THE International Maritime Organization has tasked the International Organization for Standardization to develop a standard for methyl/ethyl alcohol as a marine fuel and a standard for methyl/ethyl alcohol fuel couplings.
The decision was taken at the 99th session of the IMO Maritime Safety Committee and represents a step forward for the uptake of methanol as a marine fuel, which would meet the IMO’s 2020 emissions regulations.
The decision was welcomed by the Methanol Institute (MI), which serves as the trade association for the international methanol industry.

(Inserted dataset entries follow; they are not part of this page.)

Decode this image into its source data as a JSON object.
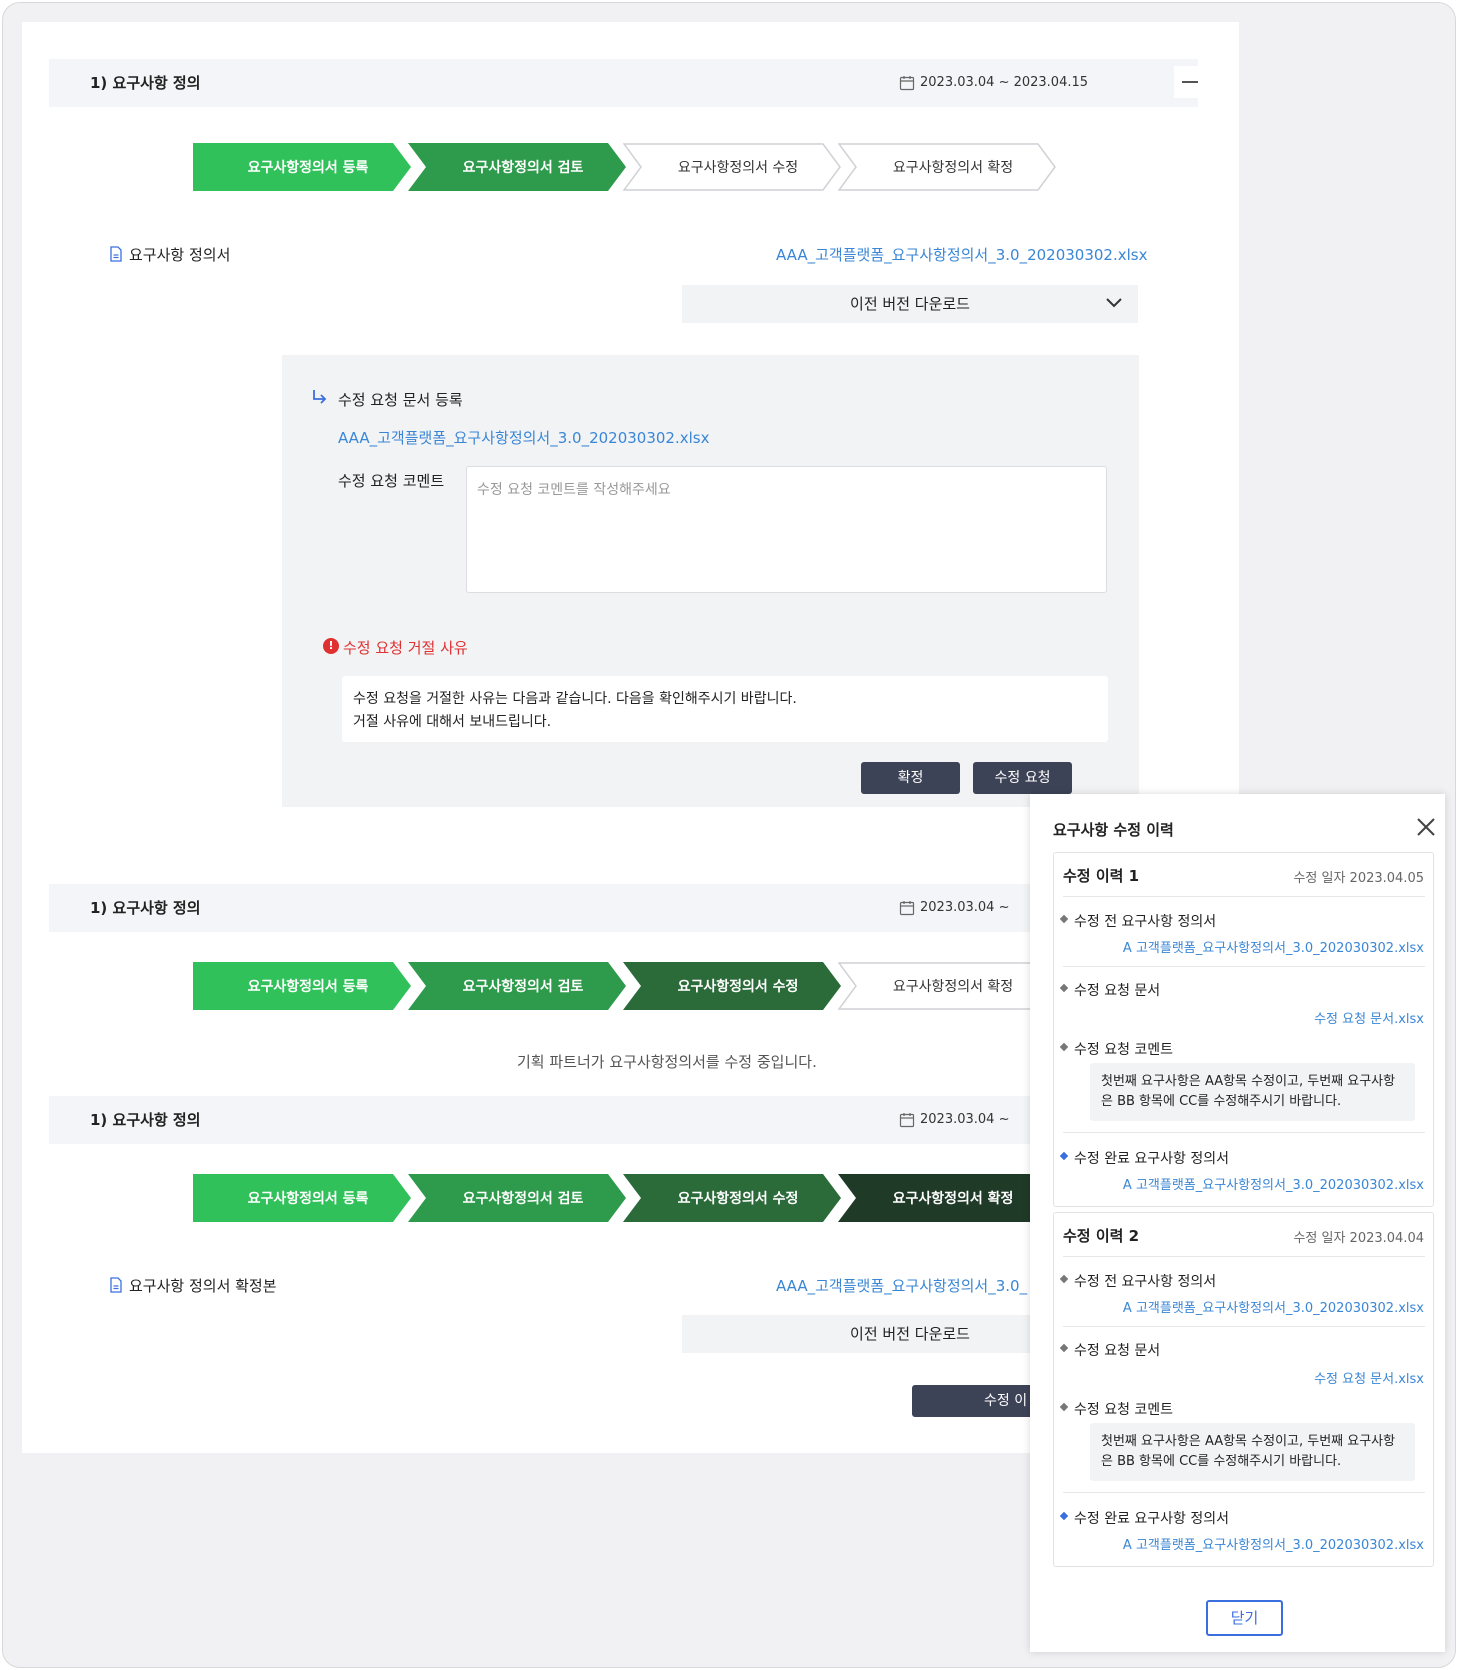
{
  "sections": [
    {
      "title": "1) 요구사항 정의",
      "date_range": "2023.03.04 ~ 2023.04.15",
      "steps": [
        "요구사항정의서 등록",
        "요구사항정의서 검토",
        "요구사항정의서 수정",
        "요구사항정의서 확정"
      ],
      "doc_label": "요구사항 정의서",
      "doc_file": "AAA_고객플랫폼_요구사항정의서_3.0_202030302.xlsx",
      "download_label": "이전 버전 다운로드"
    },
    {
      "title": "1) 요구사항 정의",
      "date_range": "2023.03.04 ~",
      "steps": [
        "요구사항정의서 등록",
        "요구사항정의서 검토",
        "요구사항정의서 수정",
        "요구사항정의서 확정"
      ],
      "status_text": "기획 파트너가 요구사항정의서를 수정 중입니다."
    },
    {
      "title": "1) 요구사항 정의",
      "date_range": "2023.03.04 ~",
      "steps": [
        "요구사항정의서 등록",
        "요구사항정의서 검토",
        "요구사항정의서 수정",
        "요구사항정의서 확정"
      ],
      "doc_label": "요구사항 정의서 확정본",
      "doc_file": "AAA_고객플랫폼_요구사항정의서_3.0_",
      "download_label": "이전 버전 다운로드",
      "history_button": "수정 이"
    }
  ],
  "request": {
    "title": "수정 요청 문서 등록",
    "file": "AAA_고객플랫폼_요구사항정의서_3.0_202030302.xlsx",
    "comment_label": "수정 요청 코멘트",
    "comment_placeholder": "수정 요청 코멘트를 작성해주세요",
    "reject_title": "수정 요청 거절 사유",
    "reject_icon": "!",
    "reject_line1": "수정 요청을 거절한 사유는 다음과 같습니다. 다음을 확인해주시기 바랍니다.",
    "reject_line2": "거절 사유에 대해서 보내드립니다.",
    "confirm_button": "확정",
    "request_button": "수정 요청"
  },
  "modal": {
    "title": "요구사항 수정 이력",
    "close_button": "닫기",
    "histories": [
      {
        "title": "수정 이력 1",
        "date": "수정 일자 2023.04.05",
        "before_label": "수정 전 요구사항 정의서",
        "before_file": "A 고객플랫폼_요구사항정의서_3.0_202030302.xlsx",
        "req_doc_label": "수정 요청 문서",
        "req_doc_file": "수정 요청 문서.xlsx",
        "comment_label": "수정 요청 코멘트",
        "comment_line1": "첫번째 요구사항은 AA항목 수정이고, 두번째 요구사항",
        "comment_line2": "은 BB 항목에 CC를 수정해주시기 바랍니다.",
        "done_label": "수정 완료 요구사항 정의서",
        "done_file": "A 고객플랫폼_요구사항정의서_3.0_202030302.xlsx"
      },
      {
        "title": "수정 이력 2",
        "date": "수정 일자 2023.04.04",
        "before_label": "수정 전 요구사항 정의서",
        "before_file": "A 고객플랫폼_요구사항정의서_3.0_202030302.xlsx",
        "req_doc_label": "수정 요청 문서",
        "req_doc_file": "수정 요청 문서.xlsx",
        "comment_label": "수정 요청 코멘트",
        "comment_line1": "첫번째 요구사항은 AA항목 수정이고, 두번째 요구사항",
        "comment_line2": "은 BB 항목에 CC를 수정해주시기 바랍니다.",
        "done_label": "수정 완료 요구사항 정의서",
        "done_file": "A 고객플랫폼_요구사항정의서_3.0_202030302.xlsx"
      }
    ]
  },
  "colors": {
    "step_register": "#31c15a",
    "step_review": "#2e9a4c",
    "step_edit": "#2b6b3a",
    "step_confirm": "#1f3a27",
    "link": "#3a86d6",
    "danger": "#e03131",
    "dark_button": "#3d4357",
    "modal_accent": "#3b6fe0"
  }
}
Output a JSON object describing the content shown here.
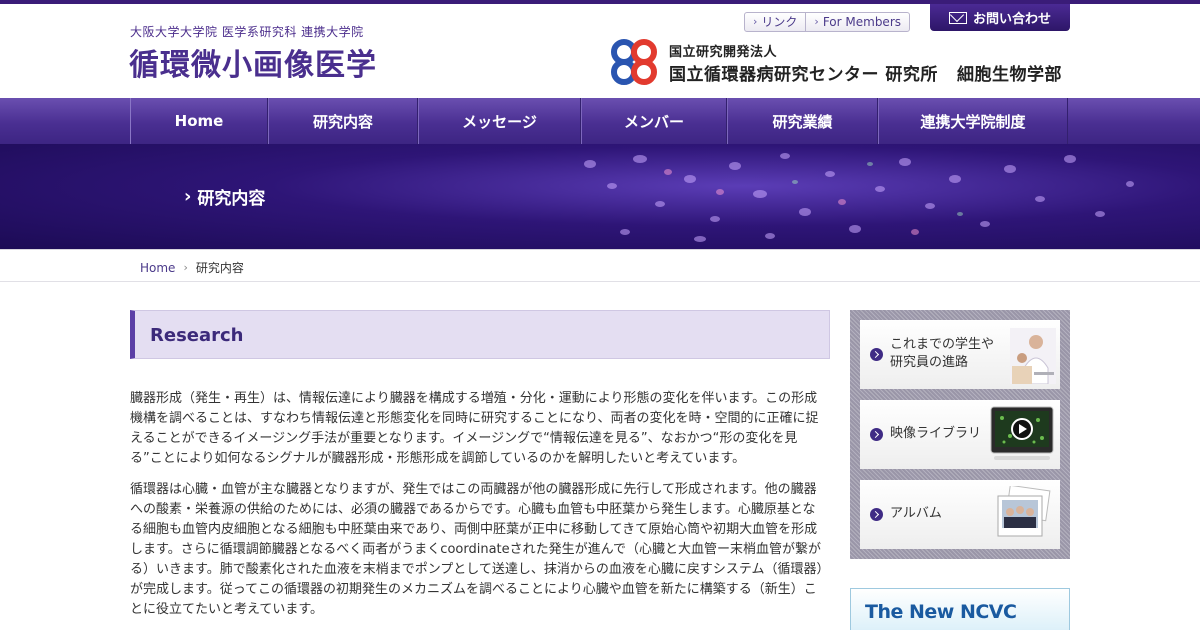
{
  "header": {
    "site_subtitle": "大阪大学大学院 医学系研究科 連携大学院",
    "site_title": "循環微小画像医学",
    "util_links": [
      "リンク",
      "For Members"
    ],
    "contact_label": "お問い合わせ",
    "ncvc_sub": "国立研究開発法人",
    "ncvc_name": "国立循環器病研究センター 研究所",
    "ncvc_dept": "細胞生物学部"
  },
  "nav": {
    "items": [
      "Home",
      "研究内容",
      "メッセージ",
      "メンバー",
      "研究業績",
      "連携大学院制度"
    ]
  },
  "hero": {
    "title": "研究内容"
  },
  "breadcrumb": {
    "home": "Home",
    "current": "研究内容"
  },
  "main": {
    "section_title": "Research",
    "paragraphs": [
      "臓器形成（発生・再生）は、情報伝達により臓器を構成する増殖・分化・運動により形態の変化を伴います。この形成機構を調べることは、すなわち情報伝達と形態変化を同時に研究することになり、両者の変化を時・空間的に正確に捉えることができるイメージング手法が重要となります。イメージングで“情報伝達を見る”、なおかつ“形の変化を見る”ことにより如何なるシグナルが臓器形成・形態形成を調節しているのかを解明したいと考えています。",
      "循環器は心臓・血管が主な臓器となりますが、発生ではこの両臓器が他の臓器形成に先行して形成されます。他の臓器への酸素・栄養源の供給のためには、必須の臓器であるからです。心臓も血管も中胚葉から発生します。心臓原基となる細胞も血管内皮細胞となる細胞も中胚葉由来であり、両側中胚葉が正中に移動してきて原始心筒や初期大血管を形成します。さらに循環調節臓器となるべく両者がうまくcoordinateされた発生が進んで（心臓と大血管ー末梢血管が繋がる）いきます。肺で酸素化された血液を末梢までポンプとして送達し、抹消からの血液を心臓に戻すシステム（循環器）が完成します。従ってこの循環器の初期発生のメカニズムを調べることにより心臓や血管を新たに構築する（新生）ことに役立てたいと考えています。"
    ]
  },
  "sidebar": {
    "cards": [
      {
        "label_line1": "これまでの学生や",
        "label_line2": "研究員の進路"
      },
      {
        "label_line1": "映像ライブラリ",
        "label_line2": ""
      },
      {
        "label_line1": "アルバム",
        "label_line2": ""
      }
    ],
    "banner_label": "The New NCVC"
  },
  "colors": {
    "brand_purple": "#4a2f8e",
    "nav_purple": "#4a2f92",
    "hero_dark": "#1c0b55"
  }
}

MI chief operating officer Chris Chatterton said the global chemicals industry currently relies on the IMPCA specification for producers and consumers, but a dedicated ISO standard would help shipowners understand the fuel in a bunkers context.
“We are seeing increasing interest around Methanol as a liquid fuel that is safe to handle easy to ship and store and is more widely available than other low sulphur alternatives,” he said.
According to the MI, there are currently eight ships trading internationally operating on Methanol as fuel: the ro-pax Stena Germanica and seven tankers operated by Waterfront Shipping with at least four more expected to enter into service in 2019.
International bunker Industry Association IMO representative Unni Einemo said a comment was made during the Maritime Safety Committee session that fuel standards should be developed before ships begin using such low-flashpoint fuels so safety concerns are addressed before more ships start using them.
“However, ISO has traditionally developed fuel standards only after user experience to be able to assess which parameters need to be specified, and also what relevant limits should be,” Ms Einemo said.
The race to meet the demands of the IMO’s impending cap on sulphur in fuel is on, with the deadline to switch to fuel with a sulphur content of 0.5% or less set at 1 January 2020.
LNG is looking to be an early front-runner for an alternative bunker to heavy fuel oil, with many companies ordering LNG-fuelled ships and investing in bunker infrastructure in ports.
CMA CGM recently put in an order for nine 22,000-TEU containerships, all to be equipped with LNG-fired engines.